Aligning Forces for Quality (AF4Q) is an ambitious effort by the Robert Wood Johnson Foundation (RWJF) in 17 targeted communities. AF4Q aims to increase the overall quality of health care, reduce racial and ethnic disparities, and provide models for national reform. In total, the AF4Q regions encompass almost 38 million people, or one in eight Americans, and one in seven primary care physicians in the United States. Begun in 2006, the program intends to drive local change that is expected to show measurable improvements by 2015. The program’s design draws on the regional framework developed by the MacColl Center. MacColl staff are leading technical assistance efforts within ambulatory-care quality improvement initiatives in the sites.

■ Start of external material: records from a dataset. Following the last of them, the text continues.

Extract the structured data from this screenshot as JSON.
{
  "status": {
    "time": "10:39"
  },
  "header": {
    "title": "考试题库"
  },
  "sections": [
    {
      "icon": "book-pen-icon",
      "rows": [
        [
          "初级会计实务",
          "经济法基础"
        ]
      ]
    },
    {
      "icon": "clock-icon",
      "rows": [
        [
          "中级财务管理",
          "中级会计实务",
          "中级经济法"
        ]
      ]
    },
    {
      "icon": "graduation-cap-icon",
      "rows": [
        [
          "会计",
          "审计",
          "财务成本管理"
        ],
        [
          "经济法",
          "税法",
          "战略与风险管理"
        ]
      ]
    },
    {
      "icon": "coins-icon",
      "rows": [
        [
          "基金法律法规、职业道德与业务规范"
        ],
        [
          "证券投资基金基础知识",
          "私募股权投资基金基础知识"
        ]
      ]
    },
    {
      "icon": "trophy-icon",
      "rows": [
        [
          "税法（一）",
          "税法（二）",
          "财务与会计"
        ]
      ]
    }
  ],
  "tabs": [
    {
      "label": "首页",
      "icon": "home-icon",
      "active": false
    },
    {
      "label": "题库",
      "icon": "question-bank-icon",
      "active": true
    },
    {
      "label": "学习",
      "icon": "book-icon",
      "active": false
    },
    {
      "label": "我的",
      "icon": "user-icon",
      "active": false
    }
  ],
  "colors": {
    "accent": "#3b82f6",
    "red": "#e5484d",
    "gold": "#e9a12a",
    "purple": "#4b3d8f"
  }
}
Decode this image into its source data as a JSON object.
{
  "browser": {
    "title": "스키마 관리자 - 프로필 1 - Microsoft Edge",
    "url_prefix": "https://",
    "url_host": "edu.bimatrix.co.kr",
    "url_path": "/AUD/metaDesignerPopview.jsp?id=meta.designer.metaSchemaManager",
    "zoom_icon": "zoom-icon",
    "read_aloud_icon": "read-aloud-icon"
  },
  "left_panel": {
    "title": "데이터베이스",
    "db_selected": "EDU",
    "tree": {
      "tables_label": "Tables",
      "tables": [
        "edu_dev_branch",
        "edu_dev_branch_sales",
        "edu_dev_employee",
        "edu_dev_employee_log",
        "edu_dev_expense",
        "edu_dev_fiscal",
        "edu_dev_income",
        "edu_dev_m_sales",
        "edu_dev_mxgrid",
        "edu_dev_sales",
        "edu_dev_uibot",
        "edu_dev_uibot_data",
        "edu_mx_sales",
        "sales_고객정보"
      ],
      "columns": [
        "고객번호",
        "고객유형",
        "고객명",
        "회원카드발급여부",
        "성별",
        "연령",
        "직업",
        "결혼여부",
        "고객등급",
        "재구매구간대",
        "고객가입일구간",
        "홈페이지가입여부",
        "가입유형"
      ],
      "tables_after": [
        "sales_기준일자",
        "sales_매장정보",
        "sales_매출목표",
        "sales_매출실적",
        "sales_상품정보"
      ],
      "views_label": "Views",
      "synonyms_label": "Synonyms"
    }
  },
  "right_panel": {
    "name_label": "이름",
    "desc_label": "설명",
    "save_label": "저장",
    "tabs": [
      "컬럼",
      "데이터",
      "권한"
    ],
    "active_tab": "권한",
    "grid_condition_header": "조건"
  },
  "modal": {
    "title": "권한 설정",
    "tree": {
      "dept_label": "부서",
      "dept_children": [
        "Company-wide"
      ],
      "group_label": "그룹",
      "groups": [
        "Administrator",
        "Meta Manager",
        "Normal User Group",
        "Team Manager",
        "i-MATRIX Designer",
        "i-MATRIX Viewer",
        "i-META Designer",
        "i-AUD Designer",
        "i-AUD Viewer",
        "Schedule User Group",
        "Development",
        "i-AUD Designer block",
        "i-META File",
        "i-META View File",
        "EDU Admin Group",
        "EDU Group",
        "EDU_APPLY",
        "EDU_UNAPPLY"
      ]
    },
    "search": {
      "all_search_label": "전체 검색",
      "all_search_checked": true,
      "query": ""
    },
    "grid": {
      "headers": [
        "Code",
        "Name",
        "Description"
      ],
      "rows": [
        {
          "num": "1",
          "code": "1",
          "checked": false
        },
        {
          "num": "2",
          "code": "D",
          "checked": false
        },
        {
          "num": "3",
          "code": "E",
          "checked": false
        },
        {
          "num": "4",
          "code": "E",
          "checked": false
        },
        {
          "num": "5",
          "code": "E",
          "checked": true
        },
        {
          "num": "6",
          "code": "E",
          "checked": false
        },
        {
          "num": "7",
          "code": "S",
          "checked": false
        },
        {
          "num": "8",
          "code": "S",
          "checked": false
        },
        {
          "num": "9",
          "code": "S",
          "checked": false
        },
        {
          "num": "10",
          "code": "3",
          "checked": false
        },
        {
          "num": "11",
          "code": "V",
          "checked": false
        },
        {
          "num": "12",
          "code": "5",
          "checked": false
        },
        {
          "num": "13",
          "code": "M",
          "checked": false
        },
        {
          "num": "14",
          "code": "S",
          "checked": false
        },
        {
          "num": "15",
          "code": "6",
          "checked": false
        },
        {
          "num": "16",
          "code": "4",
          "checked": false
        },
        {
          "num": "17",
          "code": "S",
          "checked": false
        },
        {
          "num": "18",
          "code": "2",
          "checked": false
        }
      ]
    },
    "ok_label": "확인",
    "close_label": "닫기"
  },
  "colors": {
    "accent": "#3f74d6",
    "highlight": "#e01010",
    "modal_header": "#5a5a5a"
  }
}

Technical assistance for Prescription for Pennsylvania: “Rx for PA” is Governor Rendell's comprehensive health care reform initiative to address the access, affordability, and quality of that state’s health care. It’s a set of integrated strategies to eliminate inefficiencies in the health care system, better manage chronic conditions, eliminate health facility-acquired infections, implement common-sense insurance reforms, and offer the uninsured access to affordable health care insurance. Embedded into Rx for PA is the Chronic Care Model. Since Rx for PA was rolled out in January 2007, The Henry J. Kaiser Family Foundation, The Robert Wood Johnson Foundation, and Families USA have recognized it for its reasonable approach to health care reform.

Top

The patient-centered medical home

In 2008, supported by The Commonwealth Fund and in partnership with Qualis Health, the MacColl Center embarked on a major demonstration project, The Safety Net Medical Home Initiative, helping more than 50 safety net practices in five regions become high-functioning patient-centered medical home (PCMH) sites. The PCMH concept promotes delivering patient-centered care to achieve better health outcomes through care coordination and improved access and payment. This is urgently needed by not only providers and systems engaged in efforts to improve the quality of primary care, but purchasers and policy makers searching for a vehicle for payment reform. A key feature of the PCMH is providing patients with more access to their personal care physicians and clinical teams.

Top

Innovation at Group Health

In the spring of 2007, the MacColl Center summarized Group Health's plans around innovation, and proposed a role for Group Health Research Institute (GHRI) in this work through the newly formed Partnership for Innovation, comprising leaders from the Group Health care-delivery system and the Group Health Foundation. Since 2009, MacColl has been active in project development and oversight of the review process for the Foundation’s ongoing Partnership for Innovation grants program.

Top

Care coordination

In 2009, the MacColl Center, supported by the Commonwealth Fund, began a project to develop a toolkit that patient-centered medical homes can use to implement care-coordination activities. During the course of the two-year project, the MacColl team will review relevant literature, conduct interviews with care-coordination experts from medicine, nursing, and social work, and identify best practices for referral. At completion, the project team will develop a toolkit to help primary care practices achieve high performance for this critical area of care. The toolkit will include the evidence to support care coordination, key concept changes, resources to implement each key concept, and case studies of best practices. MacColl’s primary website will house the “Achieving Best Practice for Patient Referral” toolkit.

Top

Cancer care strategies

The MacColl Center has an ongoing commitment to studying the organizational factors related to delivering cancer care in health systems. MacColl Director Ed Wagner, MD, MPH, has served as the principal investigator of the HMO Cancer Research Network (CRN) since its inception. CRN consists of the research programs, enrolled populations, and data systems of 14 health maintenance organizations nationwide.
The overall goal of the CRN, and of the National Cancer Institute initiative under which it was funded, is to use this consortium of delivery systems to conduct research on cancer prevention, early detection, treatment, long-term care, and surveillance.